Replacement of endogenous Smad2 coding sequences with Smad3. (A) The ATG-containing (arrow) exon 2 of Smad2 was replaced with an N-terminally Flag-tagged human (h) Smad3 cDNA followed by a polyadenylation signal and loxP (blue triangle)-flanked neomycin-resistance cassette. Targeted clones were identified with a 5′ external probe (black line). (B) BamHI; (E) EcoRI; (H) HindIII. (B) Southern blot analysis. The 5′ external probe detects 11.5-kb wild-type (+/+) and 5.1-kb targeted (3ki/+) alleles. (C) PCR analysis of DNA samples from wild-type, Smad2^hSmad3ki/+ (3ki/+), and Smad2^{hSmad3ki/hSmad3ki} (3ki/3ki) adult mice. PCR primer locations are indicated in A. (D) Expression of the introduced hSmad3 cDNA and endogenous Smad2 by RPA of ES cell, human HepG2 hepatoma, adult tissues, and E12.5 total RNA. (Lanes 3,4) A 3′ human Smad3 RPA probe fails to protect mouse mRNA sequences.
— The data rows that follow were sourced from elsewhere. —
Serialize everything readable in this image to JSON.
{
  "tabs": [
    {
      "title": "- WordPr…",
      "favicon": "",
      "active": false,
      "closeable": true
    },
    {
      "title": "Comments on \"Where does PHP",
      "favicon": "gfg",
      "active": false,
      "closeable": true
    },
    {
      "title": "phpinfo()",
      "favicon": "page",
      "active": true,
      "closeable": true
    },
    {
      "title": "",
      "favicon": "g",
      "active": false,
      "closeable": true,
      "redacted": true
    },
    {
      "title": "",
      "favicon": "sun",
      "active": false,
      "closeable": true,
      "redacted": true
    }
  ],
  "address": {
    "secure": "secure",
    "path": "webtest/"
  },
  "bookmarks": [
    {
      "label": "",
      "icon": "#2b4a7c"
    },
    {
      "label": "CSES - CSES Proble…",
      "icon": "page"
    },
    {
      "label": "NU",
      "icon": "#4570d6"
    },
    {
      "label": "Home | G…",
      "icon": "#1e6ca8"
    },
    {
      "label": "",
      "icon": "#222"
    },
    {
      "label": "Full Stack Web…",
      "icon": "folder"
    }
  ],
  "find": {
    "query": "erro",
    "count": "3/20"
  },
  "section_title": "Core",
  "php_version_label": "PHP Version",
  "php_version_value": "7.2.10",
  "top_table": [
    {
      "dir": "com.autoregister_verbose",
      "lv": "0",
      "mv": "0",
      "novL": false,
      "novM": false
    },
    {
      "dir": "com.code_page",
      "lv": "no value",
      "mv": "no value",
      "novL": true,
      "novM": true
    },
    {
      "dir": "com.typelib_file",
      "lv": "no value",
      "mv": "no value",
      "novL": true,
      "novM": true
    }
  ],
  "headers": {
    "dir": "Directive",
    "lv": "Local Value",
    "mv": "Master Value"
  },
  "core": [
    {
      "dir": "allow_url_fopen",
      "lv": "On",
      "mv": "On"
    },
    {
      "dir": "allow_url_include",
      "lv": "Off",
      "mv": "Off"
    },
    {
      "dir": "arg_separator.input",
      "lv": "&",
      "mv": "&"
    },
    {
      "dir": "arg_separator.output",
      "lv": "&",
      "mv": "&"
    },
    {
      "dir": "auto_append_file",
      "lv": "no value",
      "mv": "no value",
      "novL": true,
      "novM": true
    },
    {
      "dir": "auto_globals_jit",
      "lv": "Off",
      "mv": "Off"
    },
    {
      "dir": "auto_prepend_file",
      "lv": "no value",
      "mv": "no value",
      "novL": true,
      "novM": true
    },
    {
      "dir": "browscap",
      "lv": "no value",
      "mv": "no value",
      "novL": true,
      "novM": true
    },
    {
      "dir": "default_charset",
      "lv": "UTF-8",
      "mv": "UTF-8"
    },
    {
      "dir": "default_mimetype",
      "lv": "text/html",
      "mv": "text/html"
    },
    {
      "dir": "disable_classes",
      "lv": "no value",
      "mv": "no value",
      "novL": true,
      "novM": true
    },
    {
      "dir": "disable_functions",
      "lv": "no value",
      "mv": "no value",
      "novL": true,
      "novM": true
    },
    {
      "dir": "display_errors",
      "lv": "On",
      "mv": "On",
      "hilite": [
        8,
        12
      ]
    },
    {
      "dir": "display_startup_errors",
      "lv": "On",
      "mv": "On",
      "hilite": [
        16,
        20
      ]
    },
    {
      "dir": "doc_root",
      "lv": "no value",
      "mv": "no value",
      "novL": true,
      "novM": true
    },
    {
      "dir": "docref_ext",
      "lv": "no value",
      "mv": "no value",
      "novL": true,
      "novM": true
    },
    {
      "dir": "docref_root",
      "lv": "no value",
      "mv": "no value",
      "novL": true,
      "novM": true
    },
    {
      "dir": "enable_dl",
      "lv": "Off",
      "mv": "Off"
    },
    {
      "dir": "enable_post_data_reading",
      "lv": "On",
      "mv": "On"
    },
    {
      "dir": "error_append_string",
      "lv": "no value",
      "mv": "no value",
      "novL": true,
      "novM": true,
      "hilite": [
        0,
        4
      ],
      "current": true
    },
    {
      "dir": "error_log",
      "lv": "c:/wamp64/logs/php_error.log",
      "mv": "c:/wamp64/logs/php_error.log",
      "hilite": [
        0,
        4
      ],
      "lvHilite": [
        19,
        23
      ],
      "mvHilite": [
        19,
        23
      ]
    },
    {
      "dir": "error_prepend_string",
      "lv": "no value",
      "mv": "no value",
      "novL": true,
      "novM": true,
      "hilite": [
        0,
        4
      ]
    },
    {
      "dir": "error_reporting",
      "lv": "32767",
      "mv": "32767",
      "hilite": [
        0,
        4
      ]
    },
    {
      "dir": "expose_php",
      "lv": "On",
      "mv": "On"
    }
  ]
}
Similarly, probe B (Fig. 1B) is specific for mouse Smad2 (cf. lanes 2 and 1,3–8). The hSmad3 RPA probe reveals a polymorphism between the HepG2 Smad3 cDNA and the human Smad3 cDNA used in our studies (cf. lanes 1 and 2). (Lanes 1,5–8) Small differences in the ratio of human Smad3 expression from the Smad2^hSmad3ki allele to Smad2 expression from the wild-type allele are observed in Smad2^hSmad3ki/+ ES cells and mice. (Lanes 9–11) Transcription from the remaining downstream exons in the Smad2^hSmad3ki targeted locus is nearly undetectable. The expression ratios indicated by the numbers at the bottoms of the lanes were calculated by scanning the gels in a PhosphorImager and measuring the amount of radioactivity in each band to determine the precise ratios. (E) Whole-mount views of E12.5 Smad2^hSmad3ki homozygous embryos (3ki/3ki) derived from a homozygous parental intercross. Embryos are ordered from overt wild-type morphology (left) to increasingly more severe anterior abnormalities (right).